V-cs accuse select committee of ‘obsession’

Head says criticism is ‘not based on great substance’ as MPs unveil another academic's misgivings. Melanie Newman reports

四月 7, 2009

Vice-chancellors have accused a committee of MPs investigating concerns about university degree standards of “obsession” and “scepticism”.

Rick Trainor, president of Universities UK, the representative body of university heads, complained that vice-chancellors had been “roasted” while giving evidence to the cross-party Innovation, Universities, Science and Skills Select Committee. He said it was running “a sustained campaign of scepticism”.

During a debate at the Higher Education Funding Council for England’s annual conference last week, other university heads voiced their concerns about the inquiry.

Michael Brown, vice-chancellor of Liverpool John Moores University, said: “We need a consistent approach to try to head off the Parliamentarians’ obsession, which is not based on great substance.”

He said the MPs had to be “headed off at the pass before it gets too silly”.

Professor Brown is one of a number of vice-chancellors who have faced tough questioning from the committee. The committee’s members have accused some university heads of giving them the “runaround” and of painting a picture “where every university is wonderful”.

During a hearing in Liverpool on 23 March, Phil Willis, chairman of the committee, asked Professor Brown whether academics were “discouraged from complaining if… they see standards slipping within the university”.

The vice-chancellor denied the charge. “There are mechanisms for them to go through the university to [voice] their grievances if they wish to raise them,” he said.

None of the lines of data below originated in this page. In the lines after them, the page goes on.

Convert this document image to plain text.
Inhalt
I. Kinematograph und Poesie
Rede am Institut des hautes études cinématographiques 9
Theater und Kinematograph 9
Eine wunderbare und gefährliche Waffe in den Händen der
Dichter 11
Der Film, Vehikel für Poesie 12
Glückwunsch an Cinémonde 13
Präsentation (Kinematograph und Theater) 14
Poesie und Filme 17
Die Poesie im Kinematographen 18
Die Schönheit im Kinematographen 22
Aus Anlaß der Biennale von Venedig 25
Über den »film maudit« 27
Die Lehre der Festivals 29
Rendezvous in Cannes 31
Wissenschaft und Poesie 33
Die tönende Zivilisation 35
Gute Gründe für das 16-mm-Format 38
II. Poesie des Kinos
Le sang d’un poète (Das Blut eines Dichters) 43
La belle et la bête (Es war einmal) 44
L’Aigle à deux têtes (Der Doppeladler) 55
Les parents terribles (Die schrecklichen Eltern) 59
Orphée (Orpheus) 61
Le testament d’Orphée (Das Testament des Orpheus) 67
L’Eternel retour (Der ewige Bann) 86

But Mr Willis pressed Professor Brown, saying: “So you are quite convinced that in terms of this drive to improve the standing of [Liverpool] John Moores University, you do not trample on the academics who raise major questions about the integrity of [the] product you are offering?”

The vice-chancellor again issued a categorical denial.

The committee today published another dossier submitted to its investigation, from a former professor at Liverpool John Moores, who claims that it failed to adequately penalise students for plagiarism.

Mahmoud El-Sayed, a professor in the School of Sport and Exercise Science at Liverpool John Moores, said he was suspended and then dismissed by the university in January 2007.

He said he had alleged on numerous occasions that students were getting away with plagiarism, and an email he sent in which he attacked a senior manager for allegedly failing to deal with the problem was widely circulated in his department.

The email was one of a number of issues that led to his suspension on charges of gross professional misconduct and subsequent dismissal. After an appeal against his dismissal failed, Professor El-Sayed sued for unfair dismissal. The university reached an out-of-court settlement with him before a tribunal case that was due to take place in January 2008.

A spokeswoman for Liverpool John Moores said: “We wouldn’t comment on the specific details relating to a former member of staff and we have received no formal notification that a ‘dossier’ has been compiled or distributed… to [the committee], so I can offer no comment.”

Speaking at the Hefce conference, Bahram Bekhradnia, director of the Higher Education Policy Institute, warned: “We don’t do ourselves any good by saying that this is not a substantive issue but is about educating ignorant Parliamentarians.”

Sir Alan Langlands, chief executive of Hefce, also sounded a note of caution, pointing out that select committees tended to “catch the public mood” and that universities needed to meet public scepticism “head-on”.